Alzheimer’s Society: Reimagining local dementia support

Dementia is one of the biggest health and care challenges of our time. Alzheimer’s Society plays a vital role in providing help and hope - but to meet growing demand, reduce crisis and adapt to changing health and care services, their local support offer needs to evolve.

Healthia is working with Alzheimer’s Society to co-design a future-ready model of flexible, local dementia support with a focus on integration, personalisation and crisis prevention. The work is underway and brings together insight from people with lived experience, frontline staff, internal stakeholders, and system partners to shape a new approach that is more proactive, equitable and sustainable.

What we’re doing

We’re delivering a structured, inclusive discovery and design process to:

  • Understand what’s working well in local support and where the gaps are
  • Identify high-performing services and early innovations across the UK and internationally
  • Co-create a flexible, modular model of dementia support that can adapt to local needs and scale nationally
  • Define the enablers needed to deliver it - across workforce, systems, data, partnerships and outcomes
  • Produce visual artefacts that communicate the future model and support alignment across the organisation

The project blends inclusive research, co-design and service modelling. From accessible interviews and workshops to storyboarding, each stage is designed to bring in diverse voices and drive confident decision-making.

Early insight 

So far we've conducted in-depth interviews with GPs, commissioners, international dementia organisations, researchers, and partner charities, plus internal interviews, workshops and local service visits with dementia advisers and service managers to understand what's working and where the gaps are, for example: 

  • The "not bad enough yet" gap - research consistently highlighted how people with early concerns about memory or cognition often delay seeking support because they believe they need to wait until severely impacted, revealing a critical prevention opportunity
  • Language and stigma create barriers - reframing from "dementia" to "brain health" and moving away from clinical settings significantly increases engagement, while cultural translation challenges mean some communities face additional obstacles to accessing support
  • Personal connection prevents crisis - services with consistent dementia advisers who maintain relationships and spot early warning signs are more effective at preventing hospital admissions and care breakdowns than fragmented care models

The breadth of voices - from healthcare professionals and commissioners to international experts and frontline staff - is providing rich insight into both the challenges and opportunities for creating a more proactive, connected model of dementia support.

Why it matters

Alzheimer’s Society plays a unique role in our health system - not just as a service provider, but as a convener and system leader. This project supports that role by helping to:

  • Focus on early intervention and crisis prevention, whilst continuing to respond to crisis at an individual and local level
  • Surface and scale local innovations
  • Connect national infrastructure with frontline delivery
  • Make better use of limited resources by prioritising what works
  • Create a coherent service model that reflects real-world needs and ambitions

Our approach

  • Human insight and systems thinking - grounding transformation in what people really need, while building for scale and sustainability
  • Co-design that builds momentum - working as one team with Alzheimer’s Society to align internal teams and external partners
  • Accessible, visual communication - using maps, models and storyboards to accelerate clarity and consensus

Claire Reynolds, Director of Transformation at Healthia said: “We’re honoured to be working alongside Alzheimer’s Society to shape the future of dementia support. By grounding the design in real experiences and building for scale, we can help create a model that is proactive, inclusive and sustainable – and that delivers impact where it matters most.”

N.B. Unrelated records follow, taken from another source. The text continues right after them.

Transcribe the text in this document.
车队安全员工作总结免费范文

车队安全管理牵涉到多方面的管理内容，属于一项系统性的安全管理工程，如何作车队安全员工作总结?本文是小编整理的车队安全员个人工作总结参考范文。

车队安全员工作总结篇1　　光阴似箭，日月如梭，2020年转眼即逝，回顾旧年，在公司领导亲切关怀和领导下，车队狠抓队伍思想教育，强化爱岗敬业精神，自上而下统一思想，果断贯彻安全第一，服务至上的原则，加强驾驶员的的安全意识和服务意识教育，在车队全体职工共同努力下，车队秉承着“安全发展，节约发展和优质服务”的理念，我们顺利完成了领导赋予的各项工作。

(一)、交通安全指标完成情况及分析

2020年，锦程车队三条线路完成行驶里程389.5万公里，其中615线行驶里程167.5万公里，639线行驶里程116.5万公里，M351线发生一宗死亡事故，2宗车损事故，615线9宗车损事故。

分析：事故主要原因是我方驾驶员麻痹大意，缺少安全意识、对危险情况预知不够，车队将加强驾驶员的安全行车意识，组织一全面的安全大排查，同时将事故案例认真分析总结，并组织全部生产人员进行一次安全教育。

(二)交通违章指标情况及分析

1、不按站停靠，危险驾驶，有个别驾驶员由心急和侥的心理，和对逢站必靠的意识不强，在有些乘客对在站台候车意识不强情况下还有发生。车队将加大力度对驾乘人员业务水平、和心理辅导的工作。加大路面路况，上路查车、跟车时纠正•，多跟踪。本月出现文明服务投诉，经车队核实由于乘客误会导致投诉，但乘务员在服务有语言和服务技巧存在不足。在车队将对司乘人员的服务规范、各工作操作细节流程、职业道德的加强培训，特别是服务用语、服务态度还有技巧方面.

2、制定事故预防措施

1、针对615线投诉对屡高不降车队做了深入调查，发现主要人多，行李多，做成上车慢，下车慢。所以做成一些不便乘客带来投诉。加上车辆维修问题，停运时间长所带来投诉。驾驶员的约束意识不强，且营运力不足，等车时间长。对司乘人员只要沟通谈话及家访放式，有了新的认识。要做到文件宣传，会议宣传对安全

Chris Larkin, Associate Director - Services at Alzheimer’s Society said: “This work is about reimagining how support is delivered so people get help earlier, more consistently, and in a way that reflects the realities of their lives. Healthia’s experience across the NHS and third sector have made them a great fit here. Partnering allows us to bring together the voices of people affected by dementia with the insight and tools we need to turn that vision into reality.”